Once the market action drew to a close, Kiwengwa's primary activities included swimming, strolling the beach, watching Russian men photograph their bikinied girlfriends with the ocean as a backdrop, and avoiding the coconut sellers and souvenir vendors, who seemed less aggressive here than elsewhere on the island. I spent a good part of the afternoon figuring out which subset of the menu items a beachfront grill had on offer and then picking at a kingfish fillet that had so many bones I contemplated bringing them home and constructing an ossuary chapel.

They promised my clothes before dinner and delivered with a little prodding. They were slightly damp, but my room had plenty of hangers. Some of those hangers got their first use -- I had to remove the cardboard packaging from around the set of six.

I turned the fan on toward the clothes and went outside. Next door there seemed to be a party; people were dancing next to an outdoor bar in front of a house with a pool that, from what I could tell, was both in use and under construction. The dinner was a seafood buffet, and it was open to the public. It wasn't great food, but the group was having a blast, seated around round tables and on chairs covered in removable white linen of the sort found in banquet halls. The restaurant and bar were public but the house was private, built by a man from Poland who had had enough of Polish winters. He welcomed me and thanked me for joining his guests.

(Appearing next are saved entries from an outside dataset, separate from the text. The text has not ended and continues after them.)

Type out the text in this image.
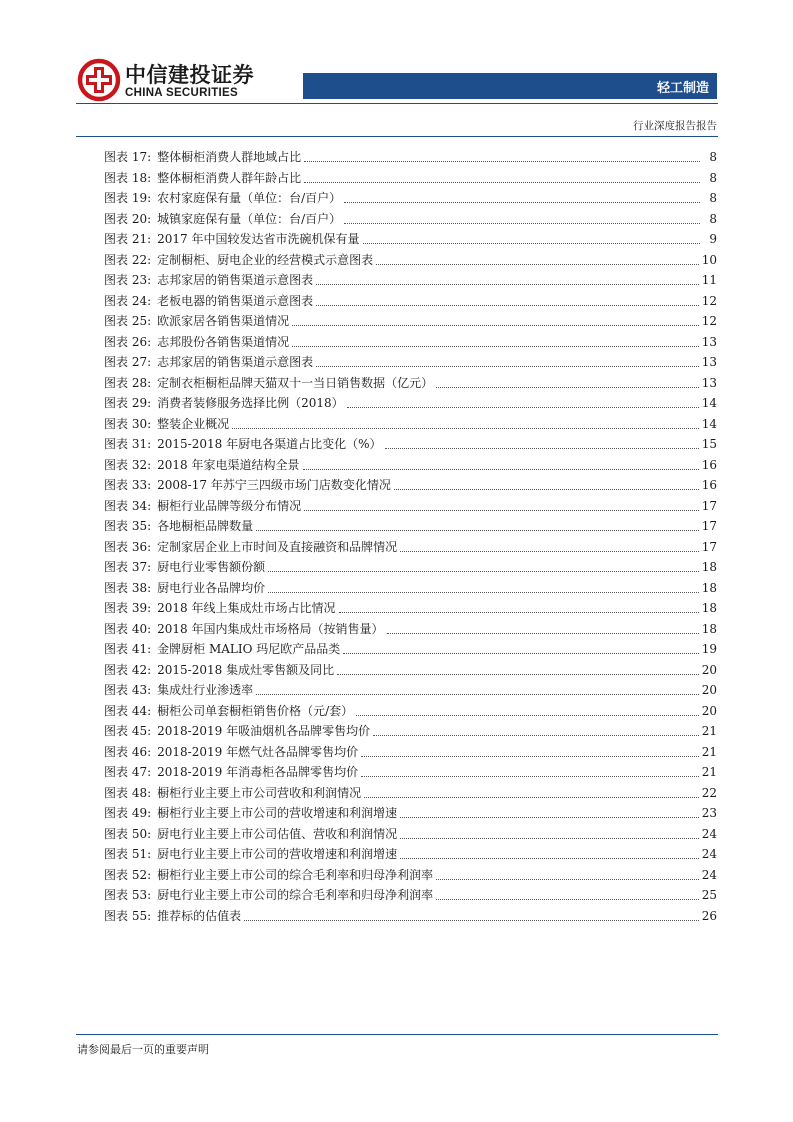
中信建投证券
CHINA SECURITIES	轻工制造
行业深度报告报告
图表 17: 整体橱柜消费人群地域占比	8
图表 18: 整体橱柜消费人群年龄占比	8
图表 19: 农村家庭保有量（单位：台/百户）	8
图表 20: 城镇家庭保有量（单位：台/百户）	8
图表 21: 2017 年中国较发达省市洗碗机保有量	9
图表 22: 定制橱柜、厨电企业的经营模式示意图表	10
图表 23: 志邦家居的销售渠道示意图表	11
图表 24: 老板电器的销售渠道示意图表	12
图表 25: 欧派家居各销售渠道情况	12
图表 26: 志邦股份各销售渠道情况	13
图表 27: 志邦家居的销售渠道示意图表	13
图表 28: 定制衣柜橱柜品牌天猫双十一当日销售数据（亿元）	13
图表 29: 消费者装修服务选择比例（2018）	14
图表 30: 整装企业概况	14
图表 31: 2015-2018 年厨电各渠道占比变化（%）	15
图表 32: 2018 年家电渠道结构全景	16
图表 33: 2008-17 年苏宁三四级市场门店数变化情况	16
图表 34: 橱柜行业品牌等级分布情况	17
图表 35: 各地橱柜品牌数量	17
图表 36: 定制家居企业上市时间及直接融资和品牌情况	17
图表 37: 厨电行业零售额份额	18
图表 38: 厨电行业各品牌均价	18
图表 39: 2018 年线上集成灶市场占比情况	18
图表 40: 2018 年国内集成灶市场格局（按销售量）	18
图表 41: 金牌厨柜 MALIO 玛尼欧产品品类	19
图表 42: 2015-2018 集成灶零售额及同比	20
图表 43: 集成灶行业渗透率	20
图表 44: 橱柜公司单套橱柜销售价格（元/套）	20
图表 45: 2018-2019 年吸油烟机各品牌零售均价	21
图表 46: 2018-2019 年燃气灶各品牌零售均价	21
图表 47: 2018-2019 年消毒柜各品牌零售均价	21
图表 48: 橱柜行业主要上市公司营收和利润情况	22
图表 49: 橱柜行业主要上市公司的营收增速和利润增速	23
图表 50: 厨电行业主要上市公司估值、营收和利润情况	24
图表 51: 厨电行业主要上市公司的营收增速和利润增速	24
图表 52: 橱柜行业主要上市公司的综合毛利率和归母净利润率	24
图表 53: 厨电行业主要上市公司的综合毛利率和归母净利润率	25
图表 55: 推荐标的估值表	26
请参阅最后一页的重要声明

I nervously booked a couple of accommodations for the next week via Booking.com, encouraged by recent reviews suggesting the reservations would be honored. Both properties responded with confirmations. The final stretch of this walk will be from Kendwa, near Zanzibar's northernmost point at Nungwi, back down the west coast to Stone Town. It could be done in a grueling 56-kilometer day, but splitting it into three will be much more pleasurable, and I'll get to stay at some less-visited places on the way.

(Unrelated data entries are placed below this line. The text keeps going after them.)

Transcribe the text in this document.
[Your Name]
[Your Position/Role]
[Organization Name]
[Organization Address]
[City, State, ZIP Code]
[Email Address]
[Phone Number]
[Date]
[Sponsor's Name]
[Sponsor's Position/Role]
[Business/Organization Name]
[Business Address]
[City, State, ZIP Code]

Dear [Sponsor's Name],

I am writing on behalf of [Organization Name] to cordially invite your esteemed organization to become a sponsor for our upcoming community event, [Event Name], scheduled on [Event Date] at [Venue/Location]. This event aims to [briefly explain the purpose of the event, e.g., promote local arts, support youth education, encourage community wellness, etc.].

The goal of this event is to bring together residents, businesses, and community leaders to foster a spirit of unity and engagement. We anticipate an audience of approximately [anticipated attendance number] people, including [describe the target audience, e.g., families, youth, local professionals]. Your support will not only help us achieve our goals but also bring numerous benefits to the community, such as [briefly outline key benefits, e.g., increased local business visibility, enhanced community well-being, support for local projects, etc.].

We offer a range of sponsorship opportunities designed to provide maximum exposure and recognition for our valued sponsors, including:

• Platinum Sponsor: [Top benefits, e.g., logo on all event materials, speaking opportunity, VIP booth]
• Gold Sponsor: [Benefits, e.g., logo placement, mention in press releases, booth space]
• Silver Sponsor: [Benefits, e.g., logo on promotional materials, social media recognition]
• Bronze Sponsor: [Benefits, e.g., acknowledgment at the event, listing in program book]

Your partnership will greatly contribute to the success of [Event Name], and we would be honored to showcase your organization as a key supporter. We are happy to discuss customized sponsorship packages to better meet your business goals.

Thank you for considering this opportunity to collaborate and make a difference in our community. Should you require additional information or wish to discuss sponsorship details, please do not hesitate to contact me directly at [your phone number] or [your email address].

Getting to Nungwi from Kiwengwa is another matter. It's about six and a half hours of walking -- either two easy days or one long day. I've opted for the long, allowing me to spend two nights in Nungwi before heading down to Kendwa. Besides, there aren't many places to stay once I leave the eastern coast. There don't seem to be a lot of rooms to let in Nungwi either, but there's at least one hotel by the beach with availability. And they have dogs. As long as they're friendlier than Aruba's, I'm happy.